Uma investigação do Ministério Público da Bahia aponta para um cenário de supostas regalias dentro do Conjunto Penal de Eunápolis, no sul do estado, envolvendo integrantes de facção criminosa e a atuação de um ex-deputado federal. Entre os episódios relatados, está a entrada de um caixão na unidade prisional para a realização de um velório, sem qualquer registro oficial — fato considerado incomum no sistema carcerário.
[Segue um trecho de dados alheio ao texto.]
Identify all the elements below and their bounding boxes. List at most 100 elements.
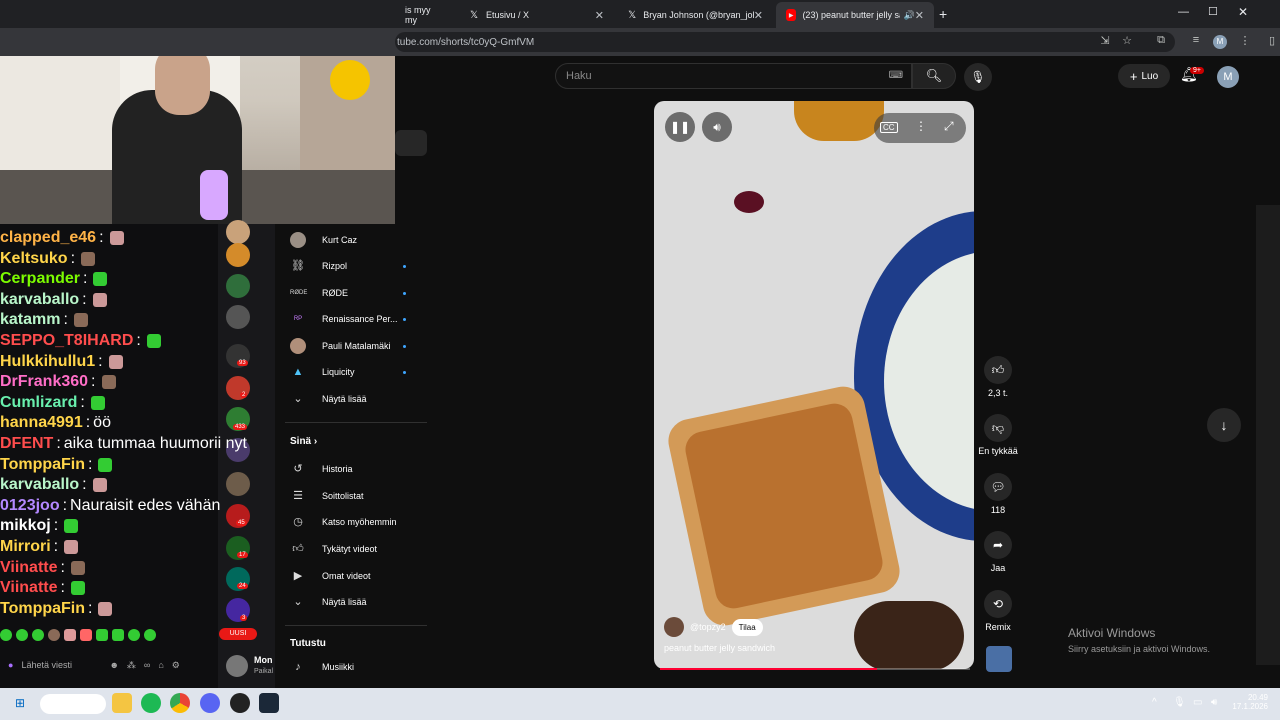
emote[interactable] <box>101 375 116 390</box>
chat-username[interactable]: TomppaFin <box>0 600 85 618</box>
mic-icon[interactable]: ● <box>8 660 13 670</box>
voice-search-button[interactable]: 🎙︎ <box>964 63 992 91</box>
sidebar-sub-0[interactable]: Kurt Caz <box>290 230 357 250</box>
tab-youtube-active[interactable]: ▶(23) peanut butter jelly sand🔊✕ <box>776 2 934 28</box>
chat-username[interactable]: TomppaFin <box>0 456 85 474</box>
clock[interactable]: 20.49 17.1.2026 <box>1232 693 1268 711</box>
next-video-button[interactable]: ↓ <box>1207 408 1241 442</box>
channel-name[interactable]: @topzy2 <box>690 622 726 632</box>
emote[interactable] <box>128 629 140 641</box>
emote[interactable] <box>0 629 12 641</box>
sidebar-watch-later[interactable]: ◷ Katso myöhemmin <box>290 512 396 532</box>
tab-bryan[interactable]: 𝕏Bryan Johnson (@bryan_johnso✕ <box>617 2 773 28</box>
remix-button[interactable]: ⟲ Remix <box>968 590 1028 632</box>
discord-icon[interactable] <box>200 693 220 713</box>
sidebar-music[interactable]: ♪ Musiikki <box>290 657 354 677</box>
speaker-icon[interactable]: 🔊 <box>904 10 915 21</box>
close-tab-icon[interactable]: ✕ <box>915 9 924 22</box>
create-button[interactable]: + Luo <box>1118 64 1170 88</box>
shorts-video-player[interactable] <box>654 101 974 669</box>
chat-username[interactable]: Mirrori <box>0 538 51 556</box>
emote[interactable] <box>144 629 156 641</box>
chat-username[interactable]: SEPPO_T8IHARD <box>0 332 133 350</box>
emote[interactable] <box>70 581 85 596</box>
followed-channel-avatar[interactable] <box>226 305 250 329</box>
chat-username[interactable]: karvaballo <box>0 476 79 494</box>
mute-button[interactable]: 🔊︎ <box>702 112 732 142</box>
sidebar-sub-3[interactable]: RP Renaissance Per... <box>290 309 398 329</box>
emote[interactable] <box>80 629 92 641</box>
emote[interactable] <box>90 395 105 410</box>
maximize-button[interactable]: ☐ <box>1208 5 1218 18</box>
store-icon[interactable]: ⌂ <box>158 660 163 670</box>
tray-chevron-icon[interactable]: ^ <box>1152 697 1157 708</box>
video-progress-bar[interactable] <box>660 668 970 670</box>
infinity-icon[interactable]: ∞ <box>144 660 150 670</box>
sidebar-sub-5[interactable]: ▲ Liquicity <box>290 362 355 382</box>
chat-username[interactable]: Keltsuko <box>0 250 68 268</box>
sidebar-toggle-icon[interactable]: ▯ <box>1264 34 1280 47</box>
sidebar-sub-4[interactable]: Pauli Matalamäki <box>290 336 391 356</box>
windows-start-icon[interactable]: ⊞ <box>10 693 30 713</box>
followed-channel-avatar[interactable] <box>226 220 250 244</box>
tab-x[interactable]: 𝕏 Etusivu / X ✕ <box>458 2 614 28</box>
bits-icon[interactable]: ⁂ <box>127 660 136 671</box>
install-app-icon[interactable]: ⇲ <box>1097 34 1113 47</box>
chat-username[interactable]: Hulkkihullu1 <box>0 353 95 371</box>
emote[interactable] <box>108 354 123 369</box>
keyboard-icon[interactable]: ⌨ <box>889 64 903 88</box>
emote[interactable] <box>146 334 161 348</box>
emote[interactable] <box>92 478 107 493</box>
taskbar-search[interactable]: ⌕ Hae <box>40 694 106 714</box>
new-tab-button[interactable]: + <box>939 6 947 22</box>
emote[interactable] <box>98 601 113 616</box>
chat-username[interactable]: Viinatte <box>0 559 58 577</box>
close-window-button[interactable]: ✕ <box>1238 5 1248 19</box>
dislike-button[interactable]: 👎︎ En tykkää <box>968 414 1028 456</box>
emote[interactable] <box>73 313 88 328</box>
emote[interactable] <box>112 629 124 641</box>
you-section-heading[interactable]: Sinä › <box>290 436 317 447</box>
search-input[interactable]: Haku ⌨ <box>555 63 912 89</box>
volume-tray-icon[interactable]: 🔊︎ <box>1211 697 1217 708</box>
fullscreen-icon[interactable]: ⤢ <box>944 119 954 134</box>
address-bar[interactable]: tube.com/shorts/tc0yQ-GmfVM <box>395 32 1175 52</box>
chat-input[interactable]: ● Lähetä viesti ☻ ⁂ ∞ ⌂ ⚙ <box>0 654 218 676</box>
spotify-icon[interactable] <box>141 693 161 713</box>
profile-avatar[interactable]: M <box>1213 35 1227 49</box>
emote[interactable] <box>64 629 76 641</box>
emote[interactable] <box>64 540 79 554</box>
chat-username[interactable]: DFENT <box>0 435 53 453</box>
emote[interactable] <box>109 231 124 245</box>
obs-icon[interactable] <box>230 693 250 713</box>
close-tab-icon[interactable]: ✕ <box>595 9 604 22</box>
sidebar-sub-1[interactable]: ⛓ Rizpol <box>290 256 347 276</box>
chat-username[interactable]: hanna4991 <box>0 414 83 432</box>
followed-channel-avatar[interactable] <box>226 243 250 267</box>
network-icon[interactable]: ▭ <box>1193 697 1202 708</box>
steam-icon[interactable] <box>259 693 279 713</box>
chat-username[interactable]: Cumlizard <box>0 394 77 412</box>
chat-username[interactable]: mikkoj <box>0 517 51 535</box>
chat-username[interactable]: 0123joo <box>0 497 60 515</box>
chat-username[interactable]: karvaballo <box>0 291 79 309</box>
more-options-icon[interactable]: ⋮ <box>915 119 927 133</box>
chat-username[interactable]: DrFrank360 <box>0 373 88 391</box>
emote[interactable] <box>81 251 96 266</box>
user-avatar[interactable] <box>226 655 248 677</box>
sound-thumbnail[interactable] <box>986 646 1012 672</box>
emote[interactable] <box>48 629 60 641</box>
chat-username[interactable]: clapped_e46 <box>0 229 96 247</box>
show-more-subs[interactable]: ⌄ Näytä lisää <box>290 389 366 409</box>
comments-button[interactable]: 💬︎ 118 <box>968 473 1028 515</box>
like-button[interactable]: 👍︎ 2,3 t. <box>968 356 1028 398</box>
sidebar-playlists[interactable]: ☰ Soittolistat <box>290 486 363 506</box>
sidebar-liked[interactable]: 👍︎ Tykätyt videot <box>290 539 377 559</box>
followed-channel-avatar[interactable] <box>226 472 250 496</box>
emote-picker-icon[interactable]: ☻ <box>109 660 118 670</box>
mic-tray-icon[interactable]: 🎙︎ <box>1173 697 1186 708</box>
sidebar-my-videos[interactable]: ▶ Omat videot <box>290 566 371 586</box>
media-control-icon[interactable]: ≡ <box>1188 34 1204 46</box>
chat-username[interactable]: Viinatte <box>0 579 58 597</box>
followed-channel-avatar[interactable] <box>226 274 250 298</box>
As apurações ganharam força após a delação da ex-diretora do presídio, Joneuma Silva Neres, que foi indicada ao cargo pelo ex-parlamentar Uldurico Alencar Pinto. Ela é apontada como peça central na autorização de práticas fora dos protocolos da unidade.
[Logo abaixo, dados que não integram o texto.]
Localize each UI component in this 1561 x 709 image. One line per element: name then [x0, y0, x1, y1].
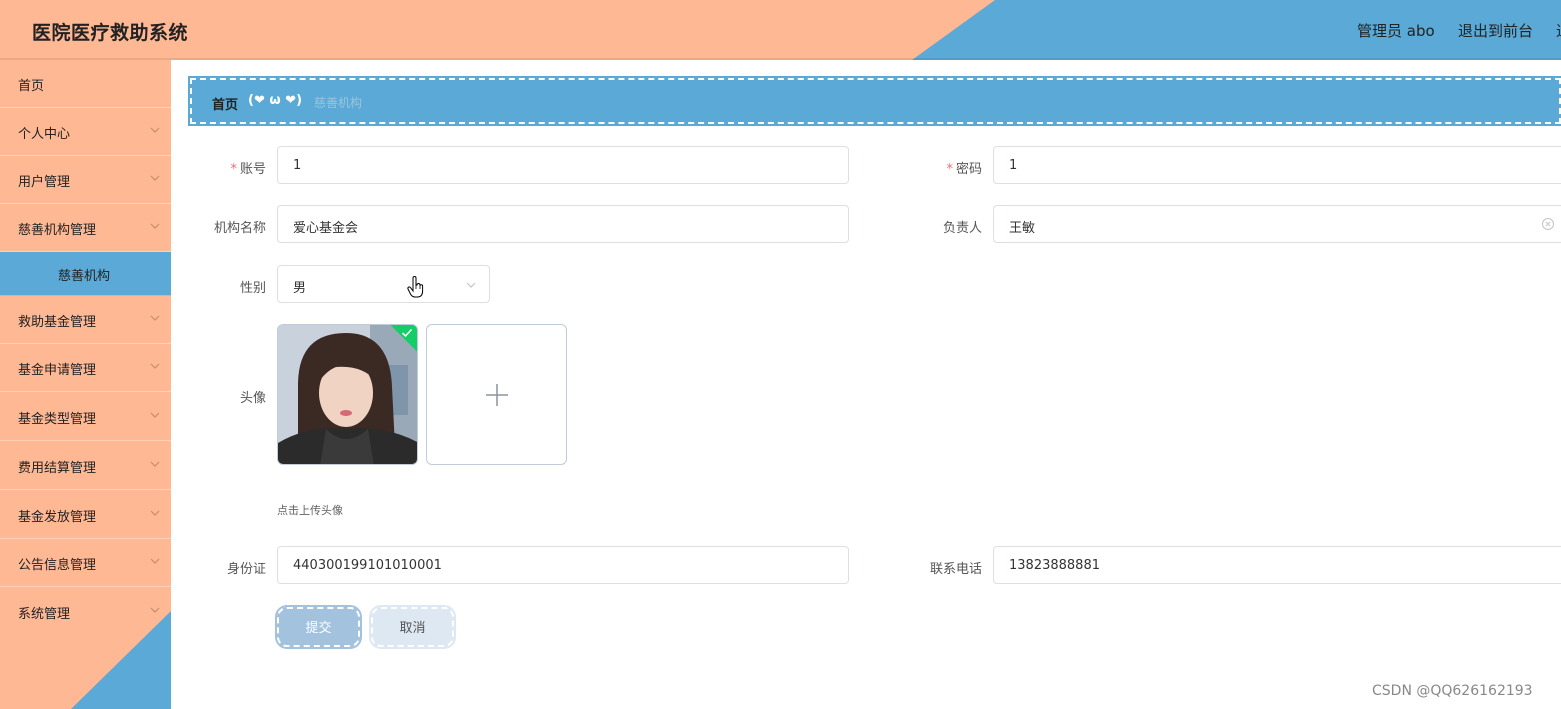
breadcrumb: 首页 (❤ ω ❤) 慈善机构: [188, 76, 1561, 126]
check-icon: [401, 328, 413, 338]
chevron-down-icon: [150, 223, 160, 229]
phone-input[interactable]: 13823888881: [993, 546, 1561, 584]
sidebar-item-label: 系统管理: [18, 607, 71, 622]
sidebar-item-fund-application-management[interactable]: 基金申请管理: [0, 344, 171, 392]
sidebar-item-system-management[interactable]: 系统管理: [0, 588, 171, 636]
phone-label: 联系电话: [929, 562, 982, 577]
sidebar-item-charity-management[interactable]: 慈善机构管理: [0, 204, 171, 252]
idcard-label: 身份证: [226, 562, 266, 577]
org-name-input[interactable]: 爱心基金会: [277, 205, 849, 243]
chevron-down-icon: [150, 315, 160, 321]
sidebar-item-label: 基金类型管理: [18, 412, 97, 427]
sidebar-item-announcement-management[interactable]: 公告信息管理: [0, 539, 171, 587]
chevron-down-icon: [150, 363, 160, 369]
sidebar-subitem-charity[interactable]: 慈善机构: [0, 252, 171, 296]
idcard-input[interactable]: 440300199101010001: [277, 546, 849, 584]
sidebar-item-aid-fund-management[interactable]: 救助基金管理: [0, 296, 171, 344]
sidebar-item-label: 救助基金管理: [18, 315, 97, 330]
sidebar-item-expense-settlement-management[interactable]: 费用结算管理: [0, 442, 171, 490]
cancel-button[interactable]: 取消: [369, 605, 456, 649]
chevron-down-icon: [150, 461, 160, 467]
chevron-down-icon: [150, 127, 160, 133]
hand-pointer-cursor-icon: [407, 276, 424, 298]
chevron-down-icon: [466, 282, 476, 288]
logout-link-partial[interactable]: 退: [1556, 20, 1561, 41]
password-value: 1: [1009, 158, 1018, 173]
chevron-down-icon: [150, 607, 160, 613]
sidebar-item-personal-center[interactable]: 个人中心: [0, 108, 171, 156]
account-value: 1: [293, 158, 302, 173]
idcard-value: 440300199101010001: [293, 558, 442, 573]
sidebar-item-label: 慈善机构管理: [18, 223, 97, 238]
exit-to-frontend-link[interactable]: 退出到前台: [1458, 20, 1533, 41]
chevron-down-icon: [150, 510, 160, 516]
leader-value: 王敏: [1009, 221, 1036, 236]
breadcrumb-separator-emoticon: (❤ ω ❤): [248, 93, 303, 108]
chevron-down-icon: [150, 175, 160, 181]
org-name-label: 机构名称: [213, 221, 266, 236]
sidebar-item-label: 公告信息管理: [18, 558, 97, 573]
leader-label: 负责人: [942, 221, 982, 236]
sidebar-item-user-management[interactable]: 用户管理: [0, 156, 171, 204]
submit-button[interactable]: 提交: [275, 605, 362, 649]
phone-value: 13823888881: [1009, 558, 1100, 573]
sidebar-item-label: 基金申请管理: [18, 363, 97, 378]
gender-select[interactable]: 男: [277, 265, 490, 303]
sidebar-item-label: 基金发放管理: [18, 510, 97, 525]
avatar-thumbnail[interactable]: [277, 324, 418, 465]
admin-username[interactable]: 管理员 abo: [1357, 20, 1435, 41]
watermark: CSDN @QQ626162193: [1372, 683, 1533, 699]
password-input[interactable]: 1: [993, 146, 1561, 184]
header-peach-shape: [0, 0, 995, 60]
clear-circle-icon[interactable]: [1541, 217, 1555, 231]
sidebar-item-label: 费用结算管理: [18, 461, 97, 476]
upload-hint: 点击上传头像: [277, 504, 343, 517]
sidebar: 首页 个人中心 用户管理 慈善机构管理 慈善机构 救助基金管理 基金申请管理 基…: [0, 60, 171, 709]
header-shadow: [0, 58, 1561, 60]
sidebar-item-fund-type-management[interactable]: 基金类型管理: [0, 393, 171, 441]
sidebar-item-label: 慈善机构: [58, 269, 111, 284]
sidebar-item-fund-distribution-management[interactable]: 基金发放管理: [0, 491, 171, 539]
sidebar-item-label: 用户管理: [18, 175, 71, 190]
sidebar-item-home[interactable]: 首页: [0, 60, 171, 108]
gender-value: 男: [293, 281, 307, 296]
avatar-upload-button[interactable]: [426, 324, 567, 465]
org-name-value: 爱心基金会: [293, 221, 359, 236]
password-label: * 密码: [946, 162, 982, 177]
account-input[interactable]: 1: [277, 146, 849, 184]
plus-icon: [486, 384, 508, 406]
avatar-photo: [278, 325, 417, 464]
breadcrumb-current: 慈善机构: [314, 96, 363, 110]
avatar-label: 头像: [239, 391, 266, 406]
leader-input[interactable]: 王敏: [993, 205, 1561, 243]
sidebar-item-label: 首页: [18, 79, 45, 94]
sidebar-item-label: 个人中心: [18, 127, 71, 142]
top-header: 医院医疗救助系统 管理员 abo 退出到前台 退: [0, 0, 1561, 60]
app-title: 医院医疗救助系统: [32, 22, 189, 44]
chevron-down-icon: [150, 558, 160, 564]
chevron-down-icon: [150, 412, 160, 418]
account-label: * 账号: [230, 162, 266, 177]
breadcrumb-home[interactable]: 首页: [212, 94, 238, 113]
gender-label: 性别: [239, 281, 266, 296]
De acordo com o Grupo Especial de Combate às Organizações Criminosas, líderes do chamado Primeiro Comando de Eunápolis (PCE) teriam acesso a uma rotina diferenciada, com permissões como festas internas, circulação livre entre pavilhões e visitas fora das normas estabelecidas.
Um dos pontos mais sensíveis do caso envolve o velório realizado dentro do presídio. Segundo depoimentos, a autorização partiu diretamente da direção da unidade, atendendo a um pedido relacionado a um detento ligado à liderança da facção. O corpo teria entrado no local sem passar por qualquer controle formal.
Além disso, relatos indicam a liberação de itens não permitidos, como eletrodomésticos e caixas de som, e até a realização de visitas íntimas fora dos espaços autorizados. Funcionários também descreveram um ambiente com falhas graves de controle, incluindo presos com acesso às chaves das próprias celas.
Outro trecho da investigação menciona a presença frequente do ex-deputado na unidade prisional. Testemunhas afirmam que ele teria acessado o interior do presídio sem passar por procedimentos padrão de segurança, participando de encontros reservados com lideranças criminosas.
Há ainda registros de eventos realizados dentro do presídio, como uma celebração no Dia da Consciência Negra, com música, comida típica e circulação de detentos fora das celas. Em alguns relatos, presos teriam sido vistos portando objetos cortantes durante essas atividades.
Meses após esses episódios, uma fuga de 16 internos foi registrada na unidade, o que resultou no afastamento da então diretora.
O caso segue sob investigação, e a defesa do ex-deputado não havia se manifestado até a última atualização.